Networks, not Empires

I’ve had a great couple of days visiting with some prospective projects, and I’ve been pondering the sheer number of institutions in the world.  I think we, the entreprenueral creative class need to be about the business of creating networks; not empires.

Part of the millenial/genx/boomer conflict centers on this very principle.  I just had a marvelous evening hearing Erick Goss of Creative Trust Media speak at an event hosted by Digital Nashville.

His firm has 5 employees.  As a startup, they outsource EVERYTHING. But yet, they foundation is secure, because by outsourcing they keep their production costs low, and their model stays nimble.

I also just finished ReWork; 37signals (the author) is another firm with, uh, 20 employees?

I don’t think institutions and empires are inherently evil, but I do think that anyone building something today needs to change their vision.  The market is so flooded with every possible niche brand now; dominating like an empire seems out of reach.  Furthermore, empires require bureaucracy, and bureaucracy is SLOW.  Erick gave some great insights about building e-commerce sites on the internet: don’t think of the site as a product, think of it as a process.
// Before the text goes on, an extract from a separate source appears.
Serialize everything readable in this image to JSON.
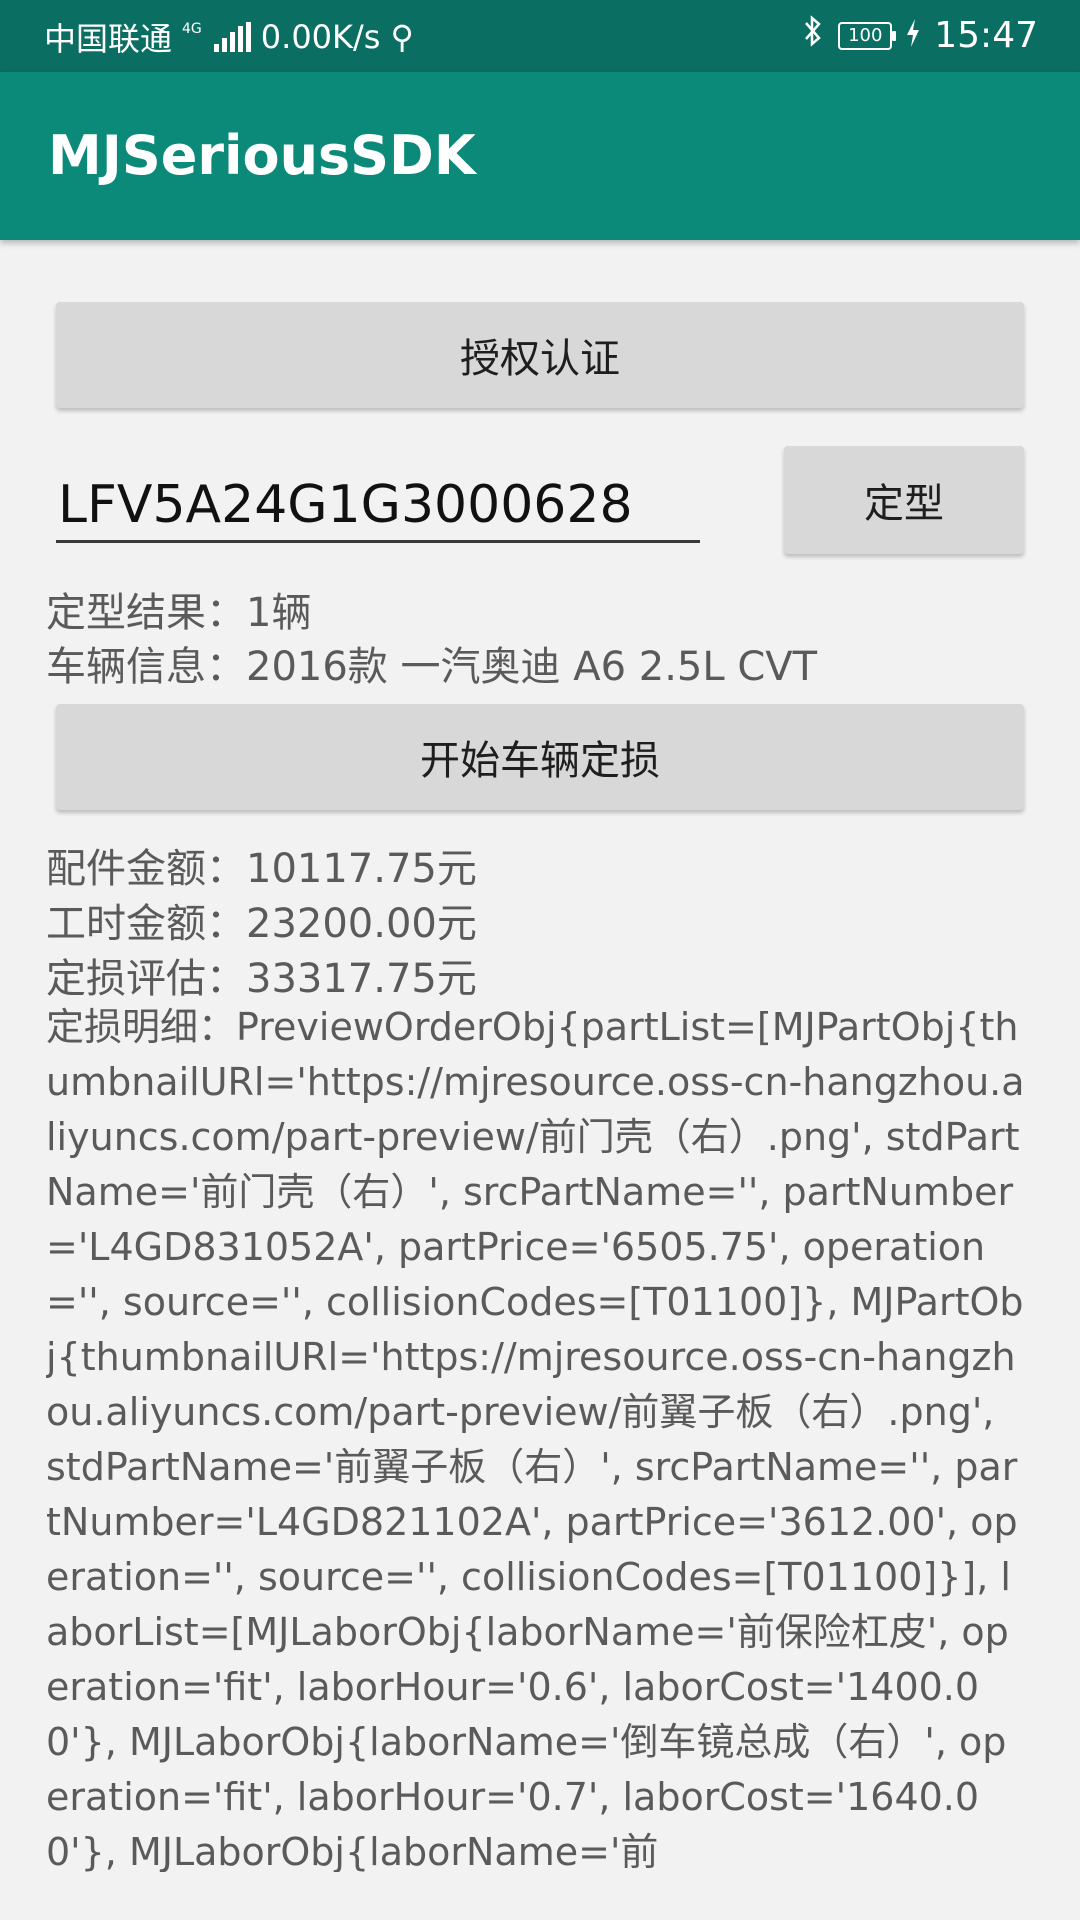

Your site will never be done, and your ideas will always be wrong.  by the time you get them right, it will be time for a new design again.

This lead me to think of the idiocy of trying to write international policy for an empire.  By the time the ink is dry and it gets through committee, the market may well have antiquated the entire circumstance.  Think about GE trying to write a Facebook policy for it’s employees.  By the time GE conceives, approves, implements and communicates a change, Facebook may well have re-named, re-purposed, or retired the aspect of Facebook the policy was written for!  Meanwhile, up in Chicago, Jason Fried (who runs 37signals) will just text his 20 employees on 3 continents and say “don’t do that.”

We should try to build our mini-firms and then create symbiotic relationships with the rest of the planet.  That way, as culture and technology affect our market we can roll with the punches.  Oh, Flash is out, HTML5 is in?  Great!  Good thing I didn’t move my development team in house.  Oh, so 1960’s style is in because of Madmen?  Let’s get a hip designer to keep us in step!

Give up dominating your market for the time being, go share some limelight with someone in another industry.  Partner with a non-profit that shares your constituency, or a brand that’s already got a following with your target audience.  Eric kept saying that the internet is just a high school popularity contest in virtual reality.  To use his metaphor, don’t host a party at your parent’s house, figure out how to co-host homecoming.  Go serve on the prom committee and get the cool kids to buy into you.  Nail your niche so they come to you and bring their friends.